Rhizoctonia noxia is a species of fungus in the order Cantharellales. Basidiocarps (fruit bodies) are thin, effused, and web-like. The species is tropical to sub-tropical and is mainly known as a plant pathogen, the causative agent of "kole-roga" or black rot of coffee and various blights of citrus and other trees.

==Taxonomy==
The fungus responsible for kole-roga of coffee was sent from India to Mordecai Cubitt Cooke at the Royal Botanic Gardens, Kew who named it Pellicularia koleroga in 1876. Cooke, however, described only hyphae and some small warted spores, later presumed to be from a contaminating mould. As a result Donk, when reviewing Pellicularia in 1954, dismissed both the genus and P. koleroga as "nomina confusa", later (1958) substituting the new name Koleroga noxia for the species. Based on a re-examination of specimens, Roberts (1999) considered Koleroga to be a synonym of Ceratobasidium.
Molecular research, based on cladistic analysis of DNA sequences, has, however, now placed Ceratobasidium species (excepting the type) in synonymy with Rhizoctonia.

Koleroga means "rot disease" in the Kannada language of Karnataka.

==Description==
Fruit bodies are effused, thin, and whitish. Microscopically they have colourless hyphae, 3 to 8 μm wide, without clamp connections. The basidia are ellipsoid to broadly club-shaped, 10 to 12 by 7 to 8 μm, bearing four sterigmata. The basidiospores are narrow and fusiform, 9 to 13 x 3 to 5 μm.
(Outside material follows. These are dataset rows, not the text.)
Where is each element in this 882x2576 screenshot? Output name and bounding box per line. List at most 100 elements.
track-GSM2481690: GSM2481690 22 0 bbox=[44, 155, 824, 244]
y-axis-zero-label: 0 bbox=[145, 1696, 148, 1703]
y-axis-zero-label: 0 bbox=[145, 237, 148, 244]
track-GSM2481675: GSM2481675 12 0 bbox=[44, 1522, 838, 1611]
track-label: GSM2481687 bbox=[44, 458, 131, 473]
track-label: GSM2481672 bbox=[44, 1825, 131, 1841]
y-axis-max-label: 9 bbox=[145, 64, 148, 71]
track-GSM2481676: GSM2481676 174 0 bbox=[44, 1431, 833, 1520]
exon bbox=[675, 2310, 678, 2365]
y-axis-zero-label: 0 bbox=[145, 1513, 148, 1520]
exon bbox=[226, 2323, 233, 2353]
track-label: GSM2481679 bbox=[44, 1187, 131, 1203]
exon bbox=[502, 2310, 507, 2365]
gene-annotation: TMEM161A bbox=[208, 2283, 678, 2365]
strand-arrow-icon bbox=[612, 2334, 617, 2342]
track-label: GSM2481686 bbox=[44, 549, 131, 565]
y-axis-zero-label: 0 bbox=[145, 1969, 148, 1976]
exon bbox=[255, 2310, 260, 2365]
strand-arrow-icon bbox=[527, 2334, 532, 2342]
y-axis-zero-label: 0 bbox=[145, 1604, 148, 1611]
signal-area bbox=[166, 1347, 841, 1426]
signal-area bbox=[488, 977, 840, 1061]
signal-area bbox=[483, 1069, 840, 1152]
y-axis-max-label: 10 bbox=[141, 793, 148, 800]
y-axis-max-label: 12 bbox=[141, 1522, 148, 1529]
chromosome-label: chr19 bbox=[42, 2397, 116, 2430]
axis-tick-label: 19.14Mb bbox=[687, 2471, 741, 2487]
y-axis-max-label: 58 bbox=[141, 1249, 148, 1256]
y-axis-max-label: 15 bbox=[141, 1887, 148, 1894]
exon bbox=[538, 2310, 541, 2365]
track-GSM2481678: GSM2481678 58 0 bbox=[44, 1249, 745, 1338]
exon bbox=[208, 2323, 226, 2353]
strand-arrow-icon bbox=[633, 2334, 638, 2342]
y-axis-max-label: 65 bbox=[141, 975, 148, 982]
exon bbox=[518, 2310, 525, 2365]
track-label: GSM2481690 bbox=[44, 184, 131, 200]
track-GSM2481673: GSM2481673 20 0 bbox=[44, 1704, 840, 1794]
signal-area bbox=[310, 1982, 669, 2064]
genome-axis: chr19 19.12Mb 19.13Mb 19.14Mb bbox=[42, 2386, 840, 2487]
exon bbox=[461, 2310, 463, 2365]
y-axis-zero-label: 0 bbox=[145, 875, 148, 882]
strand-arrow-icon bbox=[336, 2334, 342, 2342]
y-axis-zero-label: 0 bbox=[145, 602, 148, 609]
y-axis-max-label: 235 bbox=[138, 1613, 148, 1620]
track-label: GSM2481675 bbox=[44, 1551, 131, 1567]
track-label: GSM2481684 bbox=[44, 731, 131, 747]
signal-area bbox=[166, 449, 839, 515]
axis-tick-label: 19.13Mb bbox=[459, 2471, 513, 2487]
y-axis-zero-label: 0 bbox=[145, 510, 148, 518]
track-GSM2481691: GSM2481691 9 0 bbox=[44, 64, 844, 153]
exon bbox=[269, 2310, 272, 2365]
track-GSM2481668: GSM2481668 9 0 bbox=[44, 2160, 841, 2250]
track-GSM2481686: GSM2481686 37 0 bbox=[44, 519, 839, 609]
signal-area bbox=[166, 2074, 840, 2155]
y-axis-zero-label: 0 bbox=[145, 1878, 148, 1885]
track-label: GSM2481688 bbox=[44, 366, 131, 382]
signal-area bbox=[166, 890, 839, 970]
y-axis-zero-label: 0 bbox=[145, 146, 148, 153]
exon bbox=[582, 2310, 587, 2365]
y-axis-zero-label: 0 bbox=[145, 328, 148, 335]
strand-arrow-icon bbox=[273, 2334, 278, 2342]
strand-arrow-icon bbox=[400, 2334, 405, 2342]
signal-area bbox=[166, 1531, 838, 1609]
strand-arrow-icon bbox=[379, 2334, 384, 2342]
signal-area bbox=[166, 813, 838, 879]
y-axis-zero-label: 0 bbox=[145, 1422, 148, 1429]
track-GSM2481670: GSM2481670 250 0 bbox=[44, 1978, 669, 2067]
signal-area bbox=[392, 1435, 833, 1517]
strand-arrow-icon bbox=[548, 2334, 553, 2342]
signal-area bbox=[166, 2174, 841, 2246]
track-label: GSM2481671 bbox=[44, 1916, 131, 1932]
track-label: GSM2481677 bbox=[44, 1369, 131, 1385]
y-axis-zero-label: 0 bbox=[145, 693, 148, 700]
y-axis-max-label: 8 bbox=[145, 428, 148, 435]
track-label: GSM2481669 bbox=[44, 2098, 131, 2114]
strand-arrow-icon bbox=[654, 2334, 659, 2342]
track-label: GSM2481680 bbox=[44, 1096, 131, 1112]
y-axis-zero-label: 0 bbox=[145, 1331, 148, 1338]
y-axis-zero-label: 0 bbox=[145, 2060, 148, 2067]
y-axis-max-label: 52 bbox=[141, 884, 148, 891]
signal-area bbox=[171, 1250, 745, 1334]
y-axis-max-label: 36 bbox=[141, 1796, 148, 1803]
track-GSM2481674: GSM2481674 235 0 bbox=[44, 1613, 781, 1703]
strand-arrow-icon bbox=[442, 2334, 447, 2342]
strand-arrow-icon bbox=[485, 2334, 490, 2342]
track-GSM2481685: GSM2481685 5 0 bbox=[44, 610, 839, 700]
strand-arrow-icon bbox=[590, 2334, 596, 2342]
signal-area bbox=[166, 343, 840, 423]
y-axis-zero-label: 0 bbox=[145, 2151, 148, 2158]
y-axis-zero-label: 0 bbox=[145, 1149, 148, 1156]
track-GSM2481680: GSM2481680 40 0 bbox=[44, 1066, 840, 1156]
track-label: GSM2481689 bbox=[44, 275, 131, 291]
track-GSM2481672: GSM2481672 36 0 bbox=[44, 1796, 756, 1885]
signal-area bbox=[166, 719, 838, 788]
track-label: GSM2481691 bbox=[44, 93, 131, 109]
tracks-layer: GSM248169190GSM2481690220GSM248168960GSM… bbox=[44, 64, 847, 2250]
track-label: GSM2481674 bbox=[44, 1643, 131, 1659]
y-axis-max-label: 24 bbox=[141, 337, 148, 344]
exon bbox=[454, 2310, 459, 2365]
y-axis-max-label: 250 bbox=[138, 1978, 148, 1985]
==Habitat and distribution==
Rhizoctonia noxia has only been collected as a plant pathogen on living stems and leaves of commercial crops (including coffee, citrus, and persimmon) on which it causes a web blight. It has been reported from Asia (including India and Vietnam) and from the Americas (including Colombia, Guatemala, Jamaica, Puerto Rico, Trinidad, United States, and Venezuela).